Uk Heo and Terence Roehrig. 2014. South Korea's Rise: Economic Development, Power, and Foreign Relations. Cambridge: Cambridge University Press.

The argument of the book is simple and straightforward; a country's economic development leads to its wider and more sophisticated foreign relations. Though commonsensible, the causal mechanism built in this thesis has not been much developed so far. Instead, starting from the authors such as Paul Kennedy and A.F.K Organski (or any classical realists of international relations thereof), economic prosperity of a country has long been assumed to somehow nurture its will to use it to further its foreign policy goals. 

Neither was it ever seriously tested. It is the literature of comparative democratization or international conflict where empirical analysis on the effect of economic development is most heavily concentrated (one exception would be Mansfield & Pevehouse 2005).

By theorizing and testing this unexplored terrain at the intersection of comparative politics and international relations, the book makes a significant contribution to our understanding of how a state 'rises'. 

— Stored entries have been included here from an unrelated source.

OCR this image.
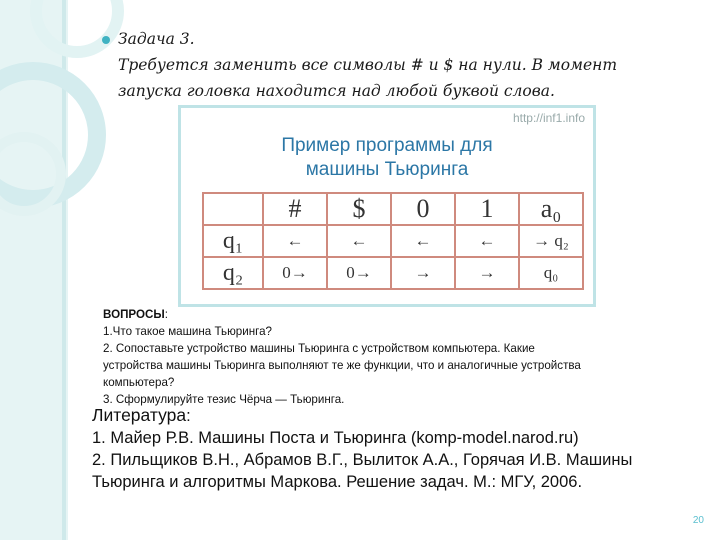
Задача 3.
Требуется заменить все символы # и $ на нули. В момент
запуска головка находится над любой буквой слова.
http://inf1.info
Пример программы для
машины Тьюринга
	#	$	0	1	a₀
q₁	←	←	←	←	→ q₂
q₂	0→	0→	→	→	q₀
ВОПРОСЫ:
1.Что такое машина Тьюринга?
2. Сопоставьте устройство машины Тьюринга с устройством компьютера. Какие
устройства машины Тьюринга выполняют те же функции, что и аналогичные устройства
компьютера?
3. Сформулируйте тезис Чёрча — Тьюринга.
Литература:
1. Майер Р.В. Машины Поста и Тьюринга (komp-model.narod.ru)
2. Пильщиков В.Н., Абрамов В.Г., Вылиток А.А., Горячая И.В. Машины
Тьюринга и алгоритмы Маркова. Решение задач. М.: МГУ, 2006.
20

Aside from this rather theoretical contribution, the book has a number of virtues that deserve some highlights. First of all, it is an intense historical narrative utilizing a number of first-hand evidence that the book casts for its methodological approach. Thus,the book provides detailed accounts for many historical junctures of South Korea that often go unexplained in other studies. Probably because of this, even readers who are not necessarily familiar with the historical context of North East Asian international relations can easily grasp what the book offers.

Second, the book navigates some of the frontiers of South Korean foreign relations that are not really discussed in detail in the existing literature. Personally, I had little to no knowledge how the economic tie between South Korea and India has been established (or no-so-much established depending on perspectives) before reading this book.

Third, it employs easy proses. It is often frustrating for those who teach social science classes that many of the books assigned often appear to be simply un-readable (I mean they are important reads, but accessibility these days is an important issue in American higher education).

All in all, this is not only an easily recommendable book to a wide range of audience; but also a must-read for more seriously-engaging scholars.